Ms. Bouchard added, “There are two nesting sites on the walkway to the upstream deck of Chute-à-Caron Power Station. Since access is restricted, someone from Rio Tinto comes with us so that we can access the walkway, observe the nesting falcon couple, and set up motion-activated surveillance cameras every year. These cameras are placed in the two areas identified as being suitable for the nesting of peregrine falcons, which are designated as a vulnerable species in Quebec. Videos are recorded when movement is detected, providing us with a wealth of data on this bird’s nesting habits.”
Because peregrine falcons are vulnerable, the MFFP’s main goal is to collect data to document their nesting and reproductive success, from egg-laying and the rearing of young birds to their final flight. The partnership between the Power Station and MFFP has helped make the area feel safe for the birds, since chicks have returned after fledging to feed and rest.
For Rio Tinto, protecting biodiversity and managing natural resources are priority issues within the operations.
Stéphanie Girard, Environment Team Leader, Rio Tinto, said, “We want to minimise our impact on the local biodiversity. It is essential for us to peacefully coexist with it, especially at Power Operations, where biodiversity is all around us because of the facilities’ location.”

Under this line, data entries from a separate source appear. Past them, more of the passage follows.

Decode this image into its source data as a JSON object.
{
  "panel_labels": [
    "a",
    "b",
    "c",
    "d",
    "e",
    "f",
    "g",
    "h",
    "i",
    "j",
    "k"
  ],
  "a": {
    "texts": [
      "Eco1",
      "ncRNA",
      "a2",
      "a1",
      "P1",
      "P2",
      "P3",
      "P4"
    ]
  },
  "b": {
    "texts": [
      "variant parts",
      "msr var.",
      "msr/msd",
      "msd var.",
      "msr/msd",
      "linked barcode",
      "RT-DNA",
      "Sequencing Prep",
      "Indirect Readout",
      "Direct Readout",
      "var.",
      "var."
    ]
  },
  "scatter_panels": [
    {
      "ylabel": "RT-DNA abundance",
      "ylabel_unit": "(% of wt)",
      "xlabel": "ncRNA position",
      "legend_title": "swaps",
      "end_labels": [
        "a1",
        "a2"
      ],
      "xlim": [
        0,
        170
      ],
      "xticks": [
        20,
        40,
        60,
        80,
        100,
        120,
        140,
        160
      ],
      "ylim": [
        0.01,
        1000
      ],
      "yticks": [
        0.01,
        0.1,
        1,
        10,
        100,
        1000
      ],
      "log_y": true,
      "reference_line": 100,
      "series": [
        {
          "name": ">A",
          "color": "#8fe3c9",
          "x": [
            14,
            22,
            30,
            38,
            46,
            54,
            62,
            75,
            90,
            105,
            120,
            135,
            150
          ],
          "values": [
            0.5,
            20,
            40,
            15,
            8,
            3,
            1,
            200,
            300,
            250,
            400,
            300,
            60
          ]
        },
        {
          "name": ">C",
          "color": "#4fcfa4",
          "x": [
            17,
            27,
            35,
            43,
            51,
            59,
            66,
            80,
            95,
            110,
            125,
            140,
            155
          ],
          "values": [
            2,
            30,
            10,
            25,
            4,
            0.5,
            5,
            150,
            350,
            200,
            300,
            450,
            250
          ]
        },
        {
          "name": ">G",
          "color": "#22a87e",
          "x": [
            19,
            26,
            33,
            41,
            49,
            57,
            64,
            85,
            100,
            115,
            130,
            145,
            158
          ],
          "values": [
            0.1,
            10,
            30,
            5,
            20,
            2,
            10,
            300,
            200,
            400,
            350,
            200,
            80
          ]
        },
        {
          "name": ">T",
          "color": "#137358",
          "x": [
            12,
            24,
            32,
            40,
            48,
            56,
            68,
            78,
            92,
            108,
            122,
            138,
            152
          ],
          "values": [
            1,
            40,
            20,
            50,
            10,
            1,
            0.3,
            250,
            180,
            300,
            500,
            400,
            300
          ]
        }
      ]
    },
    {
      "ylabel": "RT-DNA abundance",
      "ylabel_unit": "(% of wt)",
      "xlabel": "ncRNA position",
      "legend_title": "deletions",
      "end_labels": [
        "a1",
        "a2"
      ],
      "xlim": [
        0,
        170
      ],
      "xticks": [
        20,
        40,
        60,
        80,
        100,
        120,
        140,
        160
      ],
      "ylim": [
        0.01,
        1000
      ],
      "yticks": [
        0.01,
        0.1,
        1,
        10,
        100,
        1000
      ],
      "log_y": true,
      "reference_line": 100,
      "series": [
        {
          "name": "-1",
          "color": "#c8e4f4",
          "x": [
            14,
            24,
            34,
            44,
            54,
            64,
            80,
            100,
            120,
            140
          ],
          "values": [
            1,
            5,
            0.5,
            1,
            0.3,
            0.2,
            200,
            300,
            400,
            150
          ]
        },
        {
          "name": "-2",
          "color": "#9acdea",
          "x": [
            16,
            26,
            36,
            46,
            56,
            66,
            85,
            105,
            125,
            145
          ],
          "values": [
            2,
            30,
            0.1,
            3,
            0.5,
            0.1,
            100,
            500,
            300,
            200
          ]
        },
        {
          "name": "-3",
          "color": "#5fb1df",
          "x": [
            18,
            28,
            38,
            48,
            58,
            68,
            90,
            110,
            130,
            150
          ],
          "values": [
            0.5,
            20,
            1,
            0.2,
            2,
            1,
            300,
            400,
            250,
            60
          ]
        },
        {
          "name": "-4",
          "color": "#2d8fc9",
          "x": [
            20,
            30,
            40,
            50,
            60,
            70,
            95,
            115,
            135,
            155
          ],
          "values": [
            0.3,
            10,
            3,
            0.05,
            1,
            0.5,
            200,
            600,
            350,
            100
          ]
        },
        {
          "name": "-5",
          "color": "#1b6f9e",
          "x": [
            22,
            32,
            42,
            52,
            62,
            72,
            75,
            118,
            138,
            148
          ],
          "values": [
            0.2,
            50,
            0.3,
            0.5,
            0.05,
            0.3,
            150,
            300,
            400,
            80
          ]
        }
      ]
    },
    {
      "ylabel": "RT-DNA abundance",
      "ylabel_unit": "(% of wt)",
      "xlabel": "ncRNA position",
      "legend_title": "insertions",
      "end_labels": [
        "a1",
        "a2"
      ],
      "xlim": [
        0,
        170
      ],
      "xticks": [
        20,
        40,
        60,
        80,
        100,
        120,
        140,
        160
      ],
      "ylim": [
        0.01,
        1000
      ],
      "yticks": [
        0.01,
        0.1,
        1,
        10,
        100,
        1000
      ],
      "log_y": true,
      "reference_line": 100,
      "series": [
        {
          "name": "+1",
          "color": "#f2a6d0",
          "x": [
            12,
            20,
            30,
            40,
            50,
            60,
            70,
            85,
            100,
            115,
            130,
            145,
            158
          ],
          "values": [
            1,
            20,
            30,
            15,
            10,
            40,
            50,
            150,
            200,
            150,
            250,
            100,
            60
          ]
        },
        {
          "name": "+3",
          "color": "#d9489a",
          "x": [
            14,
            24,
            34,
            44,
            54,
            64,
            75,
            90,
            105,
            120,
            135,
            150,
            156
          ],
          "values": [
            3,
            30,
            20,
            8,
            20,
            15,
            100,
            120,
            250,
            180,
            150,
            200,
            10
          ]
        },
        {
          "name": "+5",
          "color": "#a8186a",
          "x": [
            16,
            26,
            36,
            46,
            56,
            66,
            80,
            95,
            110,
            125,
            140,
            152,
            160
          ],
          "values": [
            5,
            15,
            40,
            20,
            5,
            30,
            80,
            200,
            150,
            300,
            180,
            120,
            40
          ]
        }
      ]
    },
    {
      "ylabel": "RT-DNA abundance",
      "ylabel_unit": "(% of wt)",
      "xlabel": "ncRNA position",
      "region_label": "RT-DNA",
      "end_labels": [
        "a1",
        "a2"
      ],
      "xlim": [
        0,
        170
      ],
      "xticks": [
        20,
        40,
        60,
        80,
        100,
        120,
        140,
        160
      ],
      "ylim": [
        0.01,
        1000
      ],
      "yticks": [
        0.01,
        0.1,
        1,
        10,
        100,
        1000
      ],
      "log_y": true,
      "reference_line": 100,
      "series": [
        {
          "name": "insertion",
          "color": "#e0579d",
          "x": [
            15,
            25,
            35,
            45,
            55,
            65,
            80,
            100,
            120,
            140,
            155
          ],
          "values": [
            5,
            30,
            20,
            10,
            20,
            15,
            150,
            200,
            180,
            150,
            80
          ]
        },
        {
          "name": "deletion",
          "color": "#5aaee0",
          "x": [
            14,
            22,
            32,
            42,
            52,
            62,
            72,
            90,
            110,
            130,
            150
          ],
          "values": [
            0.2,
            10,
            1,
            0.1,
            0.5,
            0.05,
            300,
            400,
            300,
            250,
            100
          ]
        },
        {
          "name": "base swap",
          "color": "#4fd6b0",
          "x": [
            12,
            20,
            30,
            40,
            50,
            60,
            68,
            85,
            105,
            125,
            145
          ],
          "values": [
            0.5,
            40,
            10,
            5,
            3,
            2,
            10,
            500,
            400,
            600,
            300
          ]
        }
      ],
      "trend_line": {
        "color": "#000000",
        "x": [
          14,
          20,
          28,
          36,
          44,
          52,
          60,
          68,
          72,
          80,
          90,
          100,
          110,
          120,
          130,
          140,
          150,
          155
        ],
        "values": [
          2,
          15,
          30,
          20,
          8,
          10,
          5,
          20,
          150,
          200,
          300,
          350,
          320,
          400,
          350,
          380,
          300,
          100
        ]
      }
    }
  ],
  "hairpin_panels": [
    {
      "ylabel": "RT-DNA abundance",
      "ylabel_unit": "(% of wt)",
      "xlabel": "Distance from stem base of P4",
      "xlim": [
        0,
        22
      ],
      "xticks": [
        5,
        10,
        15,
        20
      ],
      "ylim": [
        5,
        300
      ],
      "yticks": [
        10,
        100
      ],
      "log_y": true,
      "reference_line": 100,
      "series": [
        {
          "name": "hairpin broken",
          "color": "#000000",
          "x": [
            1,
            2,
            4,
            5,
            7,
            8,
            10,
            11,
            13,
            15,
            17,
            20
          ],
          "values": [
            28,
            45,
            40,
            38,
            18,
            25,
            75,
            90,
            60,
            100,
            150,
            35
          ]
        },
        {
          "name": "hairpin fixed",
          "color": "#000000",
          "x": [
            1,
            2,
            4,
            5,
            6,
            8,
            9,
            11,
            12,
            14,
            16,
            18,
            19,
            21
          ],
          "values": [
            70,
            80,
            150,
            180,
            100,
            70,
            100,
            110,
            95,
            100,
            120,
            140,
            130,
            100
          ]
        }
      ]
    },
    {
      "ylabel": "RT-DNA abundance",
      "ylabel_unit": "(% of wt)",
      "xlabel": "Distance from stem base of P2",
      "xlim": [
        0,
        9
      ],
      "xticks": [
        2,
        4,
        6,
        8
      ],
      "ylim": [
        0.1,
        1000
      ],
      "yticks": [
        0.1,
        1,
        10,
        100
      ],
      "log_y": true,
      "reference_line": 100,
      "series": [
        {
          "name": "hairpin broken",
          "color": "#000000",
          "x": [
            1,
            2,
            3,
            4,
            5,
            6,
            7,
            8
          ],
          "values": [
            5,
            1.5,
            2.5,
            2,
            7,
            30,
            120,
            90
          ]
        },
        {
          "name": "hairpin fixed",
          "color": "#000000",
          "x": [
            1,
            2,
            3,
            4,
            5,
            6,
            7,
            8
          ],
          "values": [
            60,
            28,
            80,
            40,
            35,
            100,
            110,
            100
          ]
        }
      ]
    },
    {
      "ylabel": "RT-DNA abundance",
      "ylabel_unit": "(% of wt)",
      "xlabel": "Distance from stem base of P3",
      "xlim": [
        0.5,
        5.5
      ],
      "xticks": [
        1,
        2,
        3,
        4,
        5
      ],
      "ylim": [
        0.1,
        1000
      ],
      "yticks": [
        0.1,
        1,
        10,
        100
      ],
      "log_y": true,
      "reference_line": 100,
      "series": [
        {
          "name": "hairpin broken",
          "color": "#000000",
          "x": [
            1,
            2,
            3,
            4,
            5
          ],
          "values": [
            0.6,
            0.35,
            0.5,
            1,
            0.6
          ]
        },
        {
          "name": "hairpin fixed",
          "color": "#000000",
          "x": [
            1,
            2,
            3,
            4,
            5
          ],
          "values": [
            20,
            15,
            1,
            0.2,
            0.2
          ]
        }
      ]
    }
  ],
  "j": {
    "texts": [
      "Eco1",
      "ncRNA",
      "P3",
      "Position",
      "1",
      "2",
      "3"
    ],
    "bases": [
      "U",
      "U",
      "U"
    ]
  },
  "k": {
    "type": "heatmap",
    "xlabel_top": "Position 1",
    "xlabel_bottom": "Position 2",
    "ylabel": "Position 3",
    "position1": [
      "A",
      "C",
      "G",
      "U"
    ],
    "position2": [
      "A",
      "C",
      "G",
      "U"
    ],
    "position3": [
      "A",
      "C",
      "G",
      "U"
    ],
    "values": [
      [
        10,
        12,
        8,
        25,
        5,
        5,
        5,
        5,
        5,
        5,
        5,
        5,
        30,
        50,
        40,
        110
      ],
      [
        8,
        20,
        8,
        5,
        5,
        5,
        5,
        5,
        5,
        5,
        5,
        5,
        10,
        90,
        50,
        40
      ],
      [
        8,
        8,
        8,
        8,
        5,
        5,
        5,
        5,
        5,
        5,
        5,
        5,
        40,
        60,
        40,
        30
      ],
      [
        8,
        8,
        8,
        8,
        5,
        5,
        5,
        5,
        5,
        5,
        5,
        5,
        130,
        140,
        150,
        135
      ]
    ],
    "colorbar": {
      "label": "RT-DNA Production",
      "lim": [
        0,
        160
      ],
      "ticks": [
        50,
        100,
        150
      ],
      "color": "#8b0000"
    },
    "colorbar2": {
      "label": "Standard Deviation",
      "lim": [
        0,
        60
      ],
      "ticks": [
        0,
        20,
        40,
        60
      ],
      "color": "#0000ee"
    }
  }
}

Rio Tinto supports these efforts by helping set up the monitoring equipment and delimiting the site so that the falcons can live in peace. “Since this area is locked and access to it is restricted, we must accompany people at all times to keep them safe,” Ms. Girard added. “To reduce disturbances, we have posted information signs and used ribbons to mark off a security perimeter. Employees in the area are also very aware and know that they have to take a different route. After three years of coexistence, we are proud to welcome these birds and contribute to research.”
Ms. Bouchard said, “I would like to highlight the great partnership that we have with Rio Tinto, because adapting sensitive areas is not necessarily easy. However, the Environment Team’s support has been excellent, and our constructive discussions with its members have helped us find solutions to reduce disturbances of the falcon couple when it is nesting. Our efforts are proving to be successful because we know that the young birds are reaching the fledging stage.”